Rafa is on his feet. When he is angry, he gets close, breath-close. Spit-in-my face close. Lousika doesn’t flinch.
‘You’re not taking Luna.’
‘She’s not safe here.’
‘My children stay with me.’
‘Your children?’
‘Didn’t you read the nikah? Or were you too eager to jump into bed with the heir apparent of Corta Hélio.’
‘Rafa. No. Don’t say this. This is beneath you. This is not you.’
Rafa’s anger is stoked now. Anger is his sin. It is the other side of his affability: easy to laugh, to play, to make love. Easy to rage.
‘You know? Maybe your people planned …’
‘Rafa. Stop.’ Lousika presses her fingers to Rafa lips. She knows his anger is as quick to ebb as to flow. ‘I would never, ever plot against you – not me, not
‘Luna stays with me.’
‘Yes. But I won’t.’
‘I don’t want you to go. This is your home. With me. With Luna.’
‘I’m not safe here. Luna’s not safe. But the nikah won’t let me take her. If you’d once said you were sorry that your escoltas put a knife to my throat, it might be different. You were angry. You weren’t sorry.’
Now her father speaks but Luna can’t hear his words. She can’t hear anything but a rushing noise inside her head that is the sound of the worst things in the world arriving. Her mamãe is going away. Her chest is tight. Her head rings with the horrible hissing, like air and life leaking away. Luna wriggles free, pushes herself down the shaft away from the hidey-hole where she overheard too much. She has scuffed her shoes and torn her Pierre Cardin dress on the raw stone.

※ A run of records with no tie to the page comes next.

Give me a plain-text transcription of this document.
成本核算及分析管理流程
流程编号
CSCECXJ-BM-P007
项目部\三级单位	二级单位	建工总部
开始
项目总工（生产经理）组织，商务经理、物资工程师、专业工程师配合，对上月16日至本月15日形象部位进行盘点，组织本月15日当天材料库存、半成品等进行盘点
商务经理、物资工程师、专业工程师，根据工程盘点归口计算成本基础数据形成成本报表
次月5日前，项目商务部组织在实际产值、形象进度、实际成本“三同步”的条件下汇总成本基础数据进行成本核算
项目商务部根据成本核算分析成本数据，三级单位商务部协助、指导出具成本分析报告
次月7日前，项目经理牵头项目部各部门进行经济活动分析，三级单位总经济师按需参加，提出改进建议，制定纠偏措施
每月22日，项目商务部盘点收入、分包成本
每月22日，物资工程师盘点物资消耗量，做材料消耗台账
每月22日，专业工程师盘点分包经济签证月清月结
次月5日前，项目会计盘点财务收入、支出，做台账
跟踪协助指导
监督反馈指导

The rain has swept the dead butterflies into floes and flotsam. Their wings form an azure scum around the lips of pools. Luna Corta sits among the corpses.
‘Hey hey hey, what is it?’ Lousika Asamoah crouches beside her daughter.
‘The butterflies died.’
‘They don’t live very long. Just a day.’
‘I liked them. They were pretty. It’s not fair.’
‘That’s how we make them.’
Lousika kicks off her shoes and sits down on the stone beside Luna. She swishes her feet in the water. Blue wings cling to her dark legs.
‘You could make them live longer than a day,’ Luna says.
‘We could, but what would they eat? Where would they go? They’re decorations, like flags for Yam Festival.’